The other odd part of the CityBeat story is that the initial communication to the Bronner soap company was in a phone message misunderstood by another company exec , who heard it as THC, not GHB, and sort of dismissed it as business as usual. See why, after the fold.
Posted by Alan Childress
Two notes of interest around the blogosphere (posted so early in the U.S. that only Patrick O'D will see them now):
-- I was the 10th visitor to the new Administrative Law Prof Blog, resurrected July 5, 2008 and part of the LPB network. I was reading their post entitled test. Its text is: "test." (Ah, yes, I remember Jeff's first post, of equal import and intent, albeit not as succinct.) Good luck guys, though differentiate titles from text, and learn Jeff's Law: never reply to an angry anonymous commenter. Welcome!
-- Another LPB blog, Wills, Trusts & Estates Prof Blog, has 3 to 4 doses of fiscal reality for the few of us left who let nature run its course. Find them in Gerry Beyer's posts called Planning to Die in 2010, More on Dying in 2010, and my favorite: Should you let a beneficiary prepare your food? The latter is a follow up to his astute post, Don't go scuba diving with a beneficiary -- especially if he just asked you to increase your life insurance. A bit morbid, but I guess the blog's subject matter defintionally tilts that way. Taxes do alter human behavior; I imagine lots of decisions about life support, if not super size meals or surgery options, to be affected trying to fine-time the end -- after 2009, before 2011 -- in line with current law on the estate tax. Hold on, grandma, we love you dearly! But don't overstay.
Posted by Alan Childress
The Texas court pleading going around the internet that raises the "dumbass defense" against a plaintiff and calls him a "f---ing idiot" [without dashes] has been been revealed to be a fake by Ray Ward and his astute commenters at the new legal writer blog. That leaves, Ray says in a comment, the 2006 notice of appeal of one George Swinyer, Jr. as "the champ in use of salty language in a court pleading." Next week is its two-year anniversary and it has not been knocked off its block yet, has it? (George Swinyer, Sr. must be so proud.)
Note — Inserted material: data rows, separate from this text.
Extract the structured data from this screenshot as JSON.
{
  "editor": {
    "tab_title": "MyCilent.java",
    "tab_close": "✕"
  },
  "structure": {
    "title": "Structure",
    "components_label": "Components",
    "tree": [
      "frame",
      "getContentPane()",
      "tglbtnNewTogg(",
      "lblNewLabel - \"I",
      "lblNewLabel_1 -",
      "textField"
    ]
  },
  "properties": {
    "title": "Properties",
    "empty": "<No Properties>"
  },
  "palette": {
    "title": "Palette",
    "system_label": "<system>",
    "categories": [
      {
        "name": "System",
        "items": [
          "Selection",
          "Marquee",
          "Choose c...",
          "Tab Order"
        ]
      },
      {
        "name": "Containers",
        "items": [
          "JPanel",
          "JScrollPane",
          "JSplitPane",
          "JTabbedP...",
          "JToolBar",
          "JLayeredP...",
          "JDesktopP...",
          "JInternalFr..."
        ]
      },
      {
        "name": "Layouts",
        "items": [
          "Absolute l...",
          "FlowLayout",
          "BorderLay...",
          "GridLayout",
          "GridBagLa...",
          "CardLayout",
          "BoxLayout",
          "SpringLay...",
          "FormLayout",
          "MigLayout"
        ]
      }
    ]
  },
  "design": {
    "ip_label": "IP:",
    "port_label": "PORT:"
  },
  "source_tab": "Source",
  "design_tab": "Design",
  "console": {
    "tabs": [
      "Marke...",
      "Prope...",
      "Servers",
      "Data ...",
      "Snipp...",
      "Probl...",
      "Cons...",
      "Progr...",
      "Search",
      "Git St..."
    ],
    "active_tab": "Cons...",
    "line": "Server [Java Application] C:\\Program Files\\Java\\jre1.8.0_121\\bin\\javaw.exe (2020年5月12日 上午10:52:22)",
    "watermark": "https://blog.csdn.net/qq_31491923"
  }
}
Here it is in its stark and handwritten glory, and it is not professional, but give it this: it was sent to the right court. Lots of real lawyers intuitively file the notice of appeal in the court of appeal (wrongly), or otherwise mess up the timing of it which may result in a huge malpractice lawsuit (or just a lawsuit that, luckily to the attorney, leads to a finding of no causation because the appeal would have been lost on the merits anyway). I am not suggesting, however, that this one go into your forms-and-exemplar file.
Maybe the author of this notice of appeal is more ideally suited, personality wise, to become a pro se transactional attorney. (At least that way, Swinyer would not have -- ahem -- "perfected an appeal" ... that was destined to be pretty much summarily remanded by the appeals court, and found "not in good faith" by the same district judge, as reported by Legal Juice blog with details about the underlying lawsuit and the obligatory use of "donut" to insult a prison guard.)
This certainly beats out for utter frankness and ethical candor the midwestern appellate attorney who asked for argument to be rescheduled on the grounds that his wife was making him take a 350-mile bicycle tour in Oregon, even though "Counsel assures this panel that Oral Argument would be more enjoyable than the aforementioned bike trip."